Yieldstreet Wallet is an FDIC-insured bank account held at Evolve Bank & Trust. Yieldstreet pays 0.20% annual interest on the cash you keep in the account. It is much better than 0.01% offered by some big banks or 0% offered by many brokerage accounts, but not as good as 1%+ you can earn from banks like Quontic or Aspiration. The main point of having the Yieldstreet Wallet is that you can quickly deploy cash on investment opportunities.

How do I invest?

You must be a U.S. citizen or resident to invest. International investors can’t use the platform at this time.

To start investing, you need to:

  • Verify your identity
  • Verify your investor accreditation by submitting documentation, such as tax documents (you don’t need to verify your accreditation if you are only investing in the Prism Fund)
  • Link a U.S. bank account

Is Yieldstreet safe?

Yieldstreet is a well-established crowdfunding platform that has generated a strong track record throughout its history. It is a registered investment advisor regulated by the SEC, and its financials are audited by Deloitte & Touche LLP. Cipperman Compliance Services LLC serves as the Chief Compliance Officer.

However, all investments involve risk.
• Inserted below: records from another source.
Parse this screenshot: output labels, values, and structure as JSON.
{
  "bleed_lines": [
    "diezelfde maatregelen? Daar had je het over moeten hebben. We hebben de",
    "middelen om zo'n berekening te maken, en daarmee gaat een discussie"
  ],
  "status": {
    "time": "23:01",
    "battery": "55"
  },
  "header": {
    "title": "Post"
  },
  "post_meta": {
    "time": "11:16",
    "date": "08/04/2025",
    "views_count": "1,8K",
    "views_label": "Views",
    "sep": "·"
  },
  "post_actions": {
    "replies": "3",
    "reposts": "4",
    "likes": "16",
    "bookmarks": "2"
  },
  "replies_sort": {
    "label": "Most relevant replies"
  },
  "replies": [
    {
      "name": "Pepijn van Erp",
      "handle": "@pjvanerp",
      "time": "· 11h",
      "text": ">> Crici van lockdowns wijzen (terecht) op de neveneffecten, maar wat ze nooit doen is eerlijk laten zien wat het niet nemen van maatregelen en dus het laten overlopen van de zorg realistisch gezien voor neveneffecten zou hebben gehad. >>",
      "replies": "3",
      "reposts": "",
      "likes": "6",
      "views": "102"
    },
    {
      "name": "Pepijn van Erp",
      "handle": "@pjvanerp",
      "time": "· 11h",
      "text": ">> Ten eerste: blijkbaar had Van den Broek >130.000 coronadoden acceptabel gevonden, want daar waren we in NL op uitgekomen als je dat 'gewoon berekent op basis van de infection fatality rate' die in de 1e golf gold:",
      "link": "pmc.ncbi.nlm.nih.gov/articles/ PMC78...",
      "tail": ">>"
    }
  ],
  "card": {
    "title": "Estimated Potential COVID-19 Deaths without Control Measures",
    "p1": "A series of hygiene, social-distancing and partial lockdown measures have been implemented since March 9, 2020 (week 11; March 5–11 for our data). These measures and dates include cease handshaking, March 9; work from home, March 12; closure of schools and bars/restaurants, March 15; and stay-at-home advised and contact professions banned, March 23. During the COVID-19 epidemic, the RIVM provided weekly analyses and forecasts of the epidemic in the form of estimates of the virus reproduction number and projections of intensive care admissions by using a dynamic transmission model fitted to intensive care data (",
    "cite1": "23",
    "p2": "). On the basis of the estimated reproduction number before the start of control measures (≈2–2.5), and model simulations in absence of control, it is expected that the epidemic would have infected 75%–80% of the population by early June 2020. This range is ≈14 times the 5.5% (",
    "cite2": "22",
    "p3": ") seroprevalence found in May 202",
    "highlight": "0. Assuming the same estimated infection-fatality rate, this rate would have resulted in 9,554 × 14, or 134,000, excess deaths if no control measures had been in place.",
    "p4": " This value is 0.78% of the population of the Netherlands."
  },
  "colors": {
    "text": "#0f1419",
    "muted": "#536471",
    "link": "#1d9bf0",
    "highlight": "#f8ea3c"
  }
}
Higher-yielding investments, such as the ones Yieldstreet offers, typically come with more risk. Yieldstreet had a borrower default in the past, though investments on the platform are typically asset-backed, which can improve recoveries in case of default.

Besides, crowdfunding is a new concept that has not been through a recession. Yieldstreet’s track record is relatively short, and their 10%+ returns are not guaranteed going forward.

Unlike bank accounts, alternative investments are not FDIC-insured. Because they are illiquid, you can’t get your money back whenever you want, either. Investments can even stretch further than their target term or due date. And quarterly liquidity offered by the Prism Fund is not guaranteed.

💰 Should you invest with Yieldstreet?

  • Yieldstreet offers investors with above-average incomes (who aren’t super-rich) a way to invest in previously inaccessible assets
  • It’s a way to diversify your portfolio and improve its performance by getting into assets that have a low correlation with the broader market
  • However, Yieldstreet is best if you already have a solid portfolio of stocks and bonds and want to diversify further. You should be fine with locking up your cash for years
  • We would avoid investing more than 5-10% of your assets in alternative assets from all platforms

Yieldstreet alternatives

Mainvest

Mainvest is a platform that lets you invest in local, brick and mortar businesses like your favorite local pizza place. They also have a selection of cannabis-related investments. Read the review of Mainvest.

Acretrader

Acretrader is a farmland crowdfunding platform that lets you buy a piece of income-generating farmland. Read the review of Acretrader.

NOT INVESTMENT ADVICE. The content is for informational purposes only; you should not construe any such information as investment advice.